Results and Discussion
The pre treatment DBM larval population varied from 3.08 to 3.23 plant-1 (Table 1). All the treated plots showed significant reduction of pest population. At 10 days after first spray, pyridalyl at 75 and 100 g a.i. ha-1 (1.8 larvae plant-1) recorded significantly lesser population when compared to other treatments. However, after 10 days of third spray, all the three doses of pyridalyl tested, recorded significantly lesser larval population (0.93, 1.06 and 1.16 larvae plant-1). The mean larval population was significantly lower in plots treated with pyridalyl at 75 (1.60 larvae plant-1) and 100 (1.50 larvae plant-1) g a.i ha-1. Pyridalyl at 50 g a.i ha-1 (1.81 larvae plant-1) was found on par with the standard, indoxacarb at the rate of 30 (1.84 larvae plant-1) and endosulfan at the rate of 700 (1.90 larvae plant-1) g a.i ha-1. During the second season, the pretreatment larval population varied from 3.80 to 4.0 plant-1 (Table 2). After third spray, pyridalyl at the rate of 100 g a.i ha-1 resulted in significantly lower larval population (0.25 plant-1) followed by pyridalyl at the rate of 75 g a.i ha-1 (0.50 plant-1).
| Table 1: | Effect of pyridalyl against DBM on cabbage-I Season trial (Mean of four replications) |
| Means followed by same letter (s) in a column are not significantly different by DMRT (p = 0.05) | |
| Table 2: | Effect of pyridalyl against DBM on cabbage – II Season trial (Mean of four replications) |
| Means followed by same letter (s) in a column are not significantly different by DMRT (p = 0.05) | |
Significantly lesser mean larval population was observed in plots treated with pyridalyl at the rate of 75 (1.67 larvae plant-1) and 100 g a.i ha-1 (1.53 larvae plant-1). Earlier, the efficacy of pyridalyl at a higher dose of 0.15 lbs ai acre-1 was reported against DBM on cabbage (Kerns and Tellz, 1999) and broccoli (Sakamoto et al., 2004).

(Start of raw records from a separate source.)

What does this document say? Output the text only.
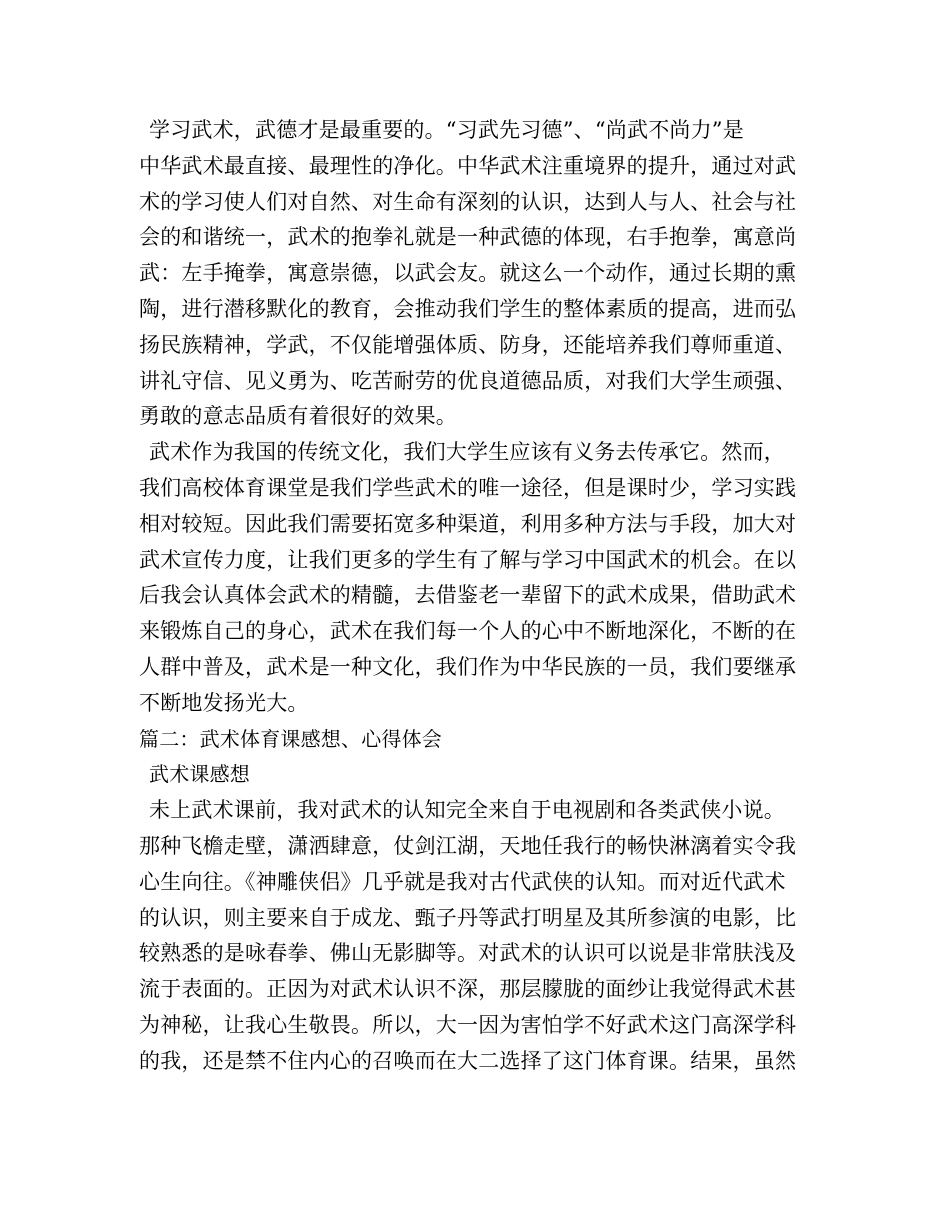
学习武术，武德才是最重要的。“习武先习德”、“尚武不尚力”是
中华武术最直接、最理性的净化。中华武术注重境界的提升，通过对武
术的学习使人们对自然、对生命有深刻的认识，达到人与人、社会与社
会的和谐统一，武术的抱拳礼就是一种武德的体现，右手抱拳，寓意尚
武：左手掩拳，寓意崇德，以武会友。就这么一个动作，通过长期的熏
陶，进行潜移默化的教育，会推动我们学生的整体素质的提高，进而弘
扬民族精神，学武，不仅能增强体质、防身，还能培养我们尊师重道、
讲礼守信、见义勇为、吃苦耐劳的优良道德品质，对我们大学生顽强、
勇敢的意志品质有着很好的效果。
武术作为我国的传统文化，我们大学生应该有义务去传承它。然而，
我们高校体育课堂是我们学些武术的唯一途径，但是课时少，学习实践
相对较短。因此我们需要拓宽多种渠道，利用多种方法与手段，加大对
武术宣传力度，让我们更多的学生有了解与学习中国武术的机会。在以
后我会认真体会武术的精髓，去借鉴老一辈留下的武术成果，借助武术
来锻炼自己的身心，武术在我们每一个人的心中不断地深化，不断的在
人群中普及，武术是一种文化，我们作为中华民族的一员，我们要继承
不断地发扬光大。
篇二：武术体育课感想、心得体会
武术课感想
未上武术课前，我对武术的认知完全来自于电视剧和各类武侠小说。
那种飞檐走壁，潇洒肆意，仗剑江湖，天地任我行的畅快淋漓着实令我
心生向往。《神雕侠侣》几乎就是我对古代武侠的认知。而对近代武术
的认识，则主要来自于成龙、甄子丹等武打明星及其所参演的电影，比
较熟悉的是咏春拳、佛山无影脚等。对武术的认识可以说是非常肤浅及
流于表面的。正因为对武术认识不深，那层朦胧的面纱让我觉得武术甚
为神秘，让我心生敬畏。所以，大一因为害怕学不好武术这门高深学科
的我，还是禁不住内心的召唤而在大二选择了这门体育课。结果，虽然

During both the season trials, pyridalyl at the rare of 75 g a.i ha-1 (77.2 and 76.24 t ha-1) and 100 g a.i ha-1 (79.0 and 78.20 t ha-1) registered significantly higher yields when compared to other treatments. No phytotoxic symptom like wilting, leaf burning, epinasty, hyponasty, vein clearing and necrosis were recorded in any of the treated plots.
It is concluded from the study that pyridalyl (S1812) 10EC at the rate of 75 g a.i ha-1 is effective in controlling DBM larval population on cabbage and increasing the yield. Yields obtained from the pyridalyl plots compared favorably with the indoxacarb and endosulfan plots. Pyridalyl with its novel mode of action shows promise as an effective control measure for DBM. So it should provide an important tool in IPM and insecticidal management programmes for the control of DBM on cabbage.
Acknowledgment
The authors would like to thank M/S. Sumitomo Chemical India Pvt. Ltd., Mumbai, India for providing financial assistance to carry out the investigation.